When you’ve known someone since you’re 18 years old, you don’t think you’re more or less famous than me, you just think of him as a brother! And when we do shows together, we’re all equal—there’s not some of us who get more attention than others. It’s not like Eddie Murphy on “Saturday Night Live!” Creative groups just don’t work if you have any kind of hierarchy.

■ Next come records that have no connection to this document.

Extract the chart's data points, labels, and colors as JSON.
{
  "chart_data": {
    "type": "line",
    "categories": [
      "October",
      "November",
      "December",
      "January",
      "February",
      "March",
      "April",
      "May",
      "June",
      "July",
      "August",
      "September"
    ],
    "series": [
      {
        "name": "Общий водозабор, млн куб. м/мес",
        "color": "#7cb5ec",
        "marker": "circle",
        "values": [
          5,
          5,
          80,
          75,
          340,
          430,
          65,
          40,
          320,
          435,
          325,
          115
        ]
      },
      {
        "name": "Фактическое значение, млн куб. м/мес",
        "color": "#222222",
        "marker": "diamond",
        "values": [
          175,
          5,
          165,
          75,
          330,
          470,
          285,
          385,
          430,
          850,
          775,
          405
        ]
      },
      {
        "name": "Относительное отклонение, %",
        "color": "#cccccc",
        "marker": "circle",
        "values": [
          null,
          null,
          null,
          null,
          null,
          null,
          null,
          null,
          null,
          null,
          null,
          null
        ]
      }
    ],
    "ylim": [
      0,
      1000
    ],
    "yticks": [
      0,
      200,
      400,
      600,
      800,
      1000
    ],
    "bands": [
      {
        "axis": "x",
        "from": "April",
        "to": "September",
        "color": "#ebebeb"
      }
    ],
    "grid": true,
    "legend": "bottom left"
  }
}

You’ve got a really great cast in this film. I think I join many when I say I’m a little bit in love with Olivia Munn.

 

Kevin: Oh my god, she’s awesome! We’ve known Olivia for a while and when we first had the script we didn’t even think of her as a possibility. I guess in the original script the wife was more demure.

 

Jay: Olivia has this top-level standup comedy mind. She doesn’t do stand-up but you put her in a room with funny people and she’s just fast and brutal and dark and hilarious. She told me she wanted to be in the movie and at the time it was a stretch because the studios don’t want to put anyone in a movie until they’ve already been in a hit movie!

 

This was before her success in “Magic Mike” or “The Newsroom?”

 

Yeah, but finally I just said, “Fuck it, you’re great! Let’s go for it!” and it really paid off—she’s dynamite!

 

Kevin: She brought this whole other element to the part. Then she had all this success—now we probably couldn’t even get Olivia Munn!

 

Jay: Olivia and I are developing another film called “Shotgun Wedding” that will be tailored to everything that is so great about her. She’s sharp and dark and funny. And beautiful, of course, but with some nice trouble behind it—a real edge!

 

When you were all students at Colgate in 1990, did you ever dream you’d have this kind of success in Hollywood?

 

Oh, God no, never—it’s totally crazy! Who could have thought? But once you get inside the system, people start asking you what you’re going to do next. First you think, “Oh, you’re going to let me make another movie?” Then you finally realize that you’re not on the outside anymore. “Hey, I’m one of the people!”

 

Kevin: I went to law school after college. But then we all migrated to New York and started performing. I remember I was supposed to take the bar exam that summer just when we got the chance to make our first feature. I told my parents I wasn’t going to take the bar exam and they were pretty upset about it.

 

I can imagine. It’s not like the odds were great that you’d be able to make it in showbiz!

 

Not at all! But then we had this success with our first movie and it went on from there Just for the record, though, I did finally take the bar exam and I passed!

 

How do you feel about the film coming out on demand at the same time it hits the theaters?

 

Jay: I think were in a moment of transition distribution-wise. It’s just so expensive to get a movie in a theater these days. And watching a movie on an iPad is beautiful. Not the same as a movie theater, but it’s great!

 

Kevin: Millennium Entertainment does a good job of both, though, I think we’re opening in 10 cities to start. I told my parents in Connecticut that they may not see me in a theater, but they can see me right in their house!

 

What, they won’t drive to New York to see their son in a movie?

 

Oh, no! I invited them to a screening but they just said, “Nah, we’ll watch it on TV!”


(“The Babymakers” is playing in select cities and is available on demand.)